The court has heard that as The Sun’s East Anglia reporter in 2007, Mr Troup emailed the paper’s managing editor, Graham Dudman, justifying a request for £300 cash for the source of the exclusive on David Croke, who hanged himself in solitary confinement.
Mr Troup wrote: “The tipster is a Prison Officer at Whitemoor and has requested we pay him in cash. For obvious reasons he doesn’t want any record of his name anywhere…”
Peter Wright QC, for the Crown, asked why it was “obvious” that the prison officer did not want any record of his name.
Mr Troup told the court that he could not remember the story or why he had used the phrases that he did in the email, which he had written while he was on holiday.
“I can’t remember why I phrased an email I wrote seven years ago in that particular way,” Mr Troup told the court.
He agreed with the prosecutor: “I had obviously entered into an agreement to pay the source for a story on publication.”
Mr Wright told him: “This email is the truth.”
“Yes,” replied the reporter, adding “although it would have been more accurate if I’d written that on holiday and said: ‘The tipster claims he is a prison officer.’ I don’t know to this day whether he was a prison officer or not.
Mr Troup went on: “To my mind, it didn’t matter what he did for a living: it was the information…”
The prosecutor said: “Isn’t that the problem – to your mind, it didn’t matter what he did [for a living]?”
Not in this case, Mr Troup explained, because the source “was passing on information about a death in a Category A prison.”
Croke’s death was not confidential, he said, since everyone at the prison would have quickly learnt about it and prisoners could make phone calls to the outside – meaning that everyone would know “within hours”.
He agreed with Mr Wright that he had not mentioned his failure to recall much about the story or the email (Mr Troup told the court yesterday that he did not now think he had written the story) in his defence case statement filed in November 2013.

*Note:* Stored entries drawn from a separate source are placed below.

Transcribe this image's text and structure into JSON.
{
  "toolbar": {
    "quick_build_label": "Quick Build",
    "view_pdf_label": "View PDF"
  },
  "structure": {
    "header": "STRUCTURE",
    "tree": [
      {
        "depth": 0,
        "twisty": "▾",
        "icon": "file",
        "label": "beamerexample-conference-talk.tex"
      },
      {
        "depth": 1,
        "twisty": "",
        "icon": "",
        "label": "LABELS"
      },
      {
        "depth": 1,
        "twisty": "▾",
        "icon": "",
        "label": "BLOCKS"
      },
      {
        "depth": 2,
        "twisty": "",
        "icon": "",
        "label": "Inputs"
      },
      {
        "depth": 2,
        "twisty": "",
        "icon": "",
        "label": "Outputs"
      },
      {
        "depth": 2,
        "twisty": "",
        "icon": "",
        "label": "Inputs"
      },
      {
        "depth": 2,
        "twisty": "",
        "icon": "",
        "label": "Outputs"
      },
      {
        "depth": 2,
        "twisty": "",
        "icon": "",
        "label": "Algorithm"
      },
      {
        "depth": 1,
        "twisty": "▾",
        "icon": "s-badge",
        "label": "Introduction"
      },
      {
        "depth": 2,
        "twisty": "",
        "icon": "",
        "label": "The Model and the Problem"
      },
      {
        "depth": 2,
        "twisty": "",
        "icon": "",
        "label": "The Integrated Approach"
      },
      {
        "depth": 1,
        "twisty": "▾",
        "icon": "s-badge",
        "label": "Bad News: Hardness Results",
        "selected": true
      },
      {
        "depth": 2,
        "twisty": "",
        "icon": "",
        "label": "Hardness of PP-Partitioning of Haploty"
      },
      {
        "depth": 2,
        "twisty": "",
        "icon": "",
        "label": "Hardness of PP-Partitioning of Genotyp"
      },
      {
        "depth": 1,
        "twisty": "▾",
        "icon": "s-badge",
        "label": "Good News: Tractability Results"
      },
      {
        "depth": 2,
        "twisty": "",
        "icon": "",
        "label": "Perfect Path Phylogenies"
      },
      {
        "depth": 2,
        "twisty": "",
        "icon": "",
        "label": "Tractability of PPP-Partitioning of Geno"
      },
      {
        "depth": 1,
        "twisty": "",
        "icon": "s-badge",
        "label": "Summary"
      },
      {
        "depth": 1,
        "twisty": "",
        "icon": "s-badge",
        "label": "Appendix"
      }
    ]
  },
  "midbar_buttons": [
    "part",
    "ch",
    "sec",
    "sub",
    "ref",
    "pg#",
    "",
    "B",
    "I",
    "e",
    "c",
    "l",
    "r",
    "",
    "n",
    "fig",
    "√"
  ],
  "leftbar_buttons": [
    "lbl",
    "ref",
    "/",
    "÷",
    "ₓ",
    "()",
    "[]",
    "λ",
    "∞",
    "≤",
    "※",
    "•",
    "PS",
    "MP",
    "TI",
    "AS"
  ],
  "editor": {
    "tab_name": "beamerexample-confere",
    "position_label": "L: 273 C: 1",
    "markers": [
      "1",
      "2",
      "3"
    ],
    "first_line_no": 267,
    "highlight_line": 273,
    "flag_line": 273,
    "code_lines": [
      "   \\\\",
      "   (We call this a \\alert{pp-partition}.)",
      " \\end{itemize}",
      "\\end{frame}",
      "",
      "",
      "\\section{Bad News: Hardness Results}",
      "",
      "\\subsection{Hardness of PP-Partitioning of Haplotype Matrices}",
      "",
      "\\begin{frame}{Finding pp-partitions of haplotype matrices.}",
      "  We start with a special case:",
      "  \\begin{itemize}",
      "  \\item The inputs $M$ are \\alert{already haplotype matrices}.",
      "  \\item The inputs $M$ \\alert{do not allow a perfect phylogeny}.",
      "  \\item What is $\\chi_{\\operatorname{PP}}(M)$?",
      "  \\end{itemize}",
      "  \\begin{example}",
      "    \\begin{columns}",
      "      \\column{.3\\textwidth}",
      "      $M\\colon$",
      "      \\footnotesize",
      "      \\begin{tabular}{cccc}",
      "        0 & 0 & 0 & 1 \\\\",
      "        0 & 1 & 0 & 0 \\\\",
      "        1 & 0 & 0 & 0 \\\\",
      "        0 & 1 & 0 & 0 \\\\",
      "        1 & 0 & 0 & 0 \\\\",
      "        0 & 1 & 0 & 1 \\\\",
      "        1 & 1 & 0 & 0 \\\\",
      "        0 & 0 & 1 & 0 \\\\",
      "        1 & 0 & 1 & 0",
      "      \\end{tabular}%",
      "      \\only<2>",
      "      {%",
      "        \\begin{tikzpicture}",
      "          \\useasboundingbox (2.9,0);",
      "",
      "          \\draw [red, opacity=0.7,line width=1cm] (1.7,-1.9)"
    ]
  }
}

Mr Wright pressed the reporter: “It doesn’t appear to assert you’ve got no recollection of these events: why’s that?
“I don’t know,” he replied.
Challenged whether he had “tailored” his defence to fit the facts as he knew them, Mr Troup said: “I haven’t tailored anything.”
He and his five co-defendants, including Mr Dudman, deny conspiring to commit misconduct in a public officer. The case continues.